The total amount of radioactivity released into the environment at each stop was less than one-half a microcurie, equivalent to the radioactivity of a 50-pound bag of fertilizer, but it threatened to damage relations with Japan, where the presence of U.S. nuclear vessels has long been controversial.
McCain is trumpeting his energy proposals throughout this week, believing they not only provide sound policy prescriptions but also appeal to anxious Americans frustrated by record-high gasoline prices.
Besides expanded nuclear power generation, the senator has proposed expanded drilling off the U.S. coast and a $300 million prize for developing a revolutionary automobile battery.
Obama has opposed both ideas, but on Monday in Michigan, he made two significant reversals as he added to his own energy policy by outlining a plan to end U.S. reliance on foreign oil within 10 years. He said he supported limited new offshore drilling, and he proposed tapping some of the nation’s emergency oil stockpile to relieve pump prices.
“Breaking our oil addiction is one of the greatest challenges our generation will ever face,” the Illinois senator said.
McCain yielded no ground Monday night as he addressed thousands of motorcyclists at the nearby Sturgis Motorcycle Rally in Sturgis, S.D.

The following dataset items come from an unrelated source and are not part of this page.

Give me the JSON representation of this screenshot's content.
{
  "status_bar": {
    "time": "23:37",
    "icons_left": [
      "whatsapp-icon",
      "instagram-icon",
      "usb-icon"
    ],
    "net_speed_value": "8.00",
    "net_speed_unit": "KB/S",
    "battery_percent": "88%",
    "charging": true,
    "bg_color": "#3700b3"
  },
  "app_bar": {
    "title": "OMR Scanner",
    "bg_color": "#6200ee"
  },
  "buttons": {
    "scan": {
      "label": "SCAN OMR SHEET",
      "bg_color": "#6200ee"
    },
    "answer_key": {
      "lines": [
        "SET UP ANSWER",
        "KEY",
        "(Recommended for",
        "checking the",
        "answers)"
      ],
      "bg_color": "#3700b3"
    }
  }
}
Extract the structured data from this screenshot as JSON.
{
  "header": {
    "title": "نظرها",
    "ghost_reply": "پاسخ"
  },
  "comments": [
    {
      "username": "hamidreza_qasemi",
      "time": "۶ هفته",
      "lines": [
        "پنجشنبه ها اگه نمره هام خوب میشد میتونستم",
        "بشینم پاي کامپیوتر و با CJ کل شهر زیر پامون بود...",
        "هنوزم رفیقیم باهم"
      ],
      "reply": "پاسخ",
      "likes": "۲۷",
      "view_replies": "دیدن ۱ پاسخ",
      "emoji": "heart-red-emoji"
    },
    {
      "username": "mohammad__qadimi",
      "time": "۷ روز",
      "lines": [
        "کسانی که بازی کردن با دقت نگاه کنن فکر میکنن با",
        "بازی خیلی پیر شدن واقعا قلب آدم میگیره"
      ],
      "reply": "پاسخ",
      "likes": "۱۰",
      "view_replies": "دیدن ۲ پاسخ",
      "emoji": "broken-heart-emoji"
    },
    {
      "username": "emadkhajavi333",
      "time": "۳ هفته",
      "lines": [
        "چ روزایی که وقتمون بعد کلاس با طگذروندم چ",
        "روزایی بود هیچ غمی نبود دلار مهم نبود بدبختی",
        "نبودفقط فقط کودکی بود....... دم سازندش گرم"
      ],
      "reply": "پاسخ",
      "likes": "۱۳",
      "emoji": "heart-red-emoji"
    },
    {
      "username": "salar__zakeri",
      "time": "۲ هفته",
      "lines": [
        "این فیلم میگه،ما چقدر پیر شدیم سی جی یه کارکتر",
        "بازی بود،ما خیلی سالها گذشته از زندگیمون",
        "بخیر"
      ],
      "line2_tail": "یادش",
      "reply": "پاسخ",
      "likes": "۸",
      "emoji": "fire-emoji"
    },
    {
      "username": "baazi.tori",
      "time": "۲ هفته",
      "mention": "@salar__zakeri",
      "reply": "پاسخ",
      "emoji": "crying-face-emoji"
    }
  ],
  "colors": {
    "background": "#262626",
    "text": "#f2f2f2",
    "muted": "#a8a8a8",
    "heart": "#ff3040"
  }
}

“My opponent doesn’t want to drill. He doesn’t want nuclear power. He wants you to inflate your tires,” McCain said of Obama, who suggested the fuel-saving tip last week.
The senator also criticized his colleagues in Congress for adjourning for a five-week recess without approving a new energy plan.
“Tell ’em to come back and get to work,” McCain said, yelling into the microphone. “When I’m president of the United States, I’m not going to let them go on vacation. They’re gonna become energy independent.”
McCain was accompanied during his stay in South Dakota by Sen. John Thune, R-S.D., who has been mentioned as a potential running mate.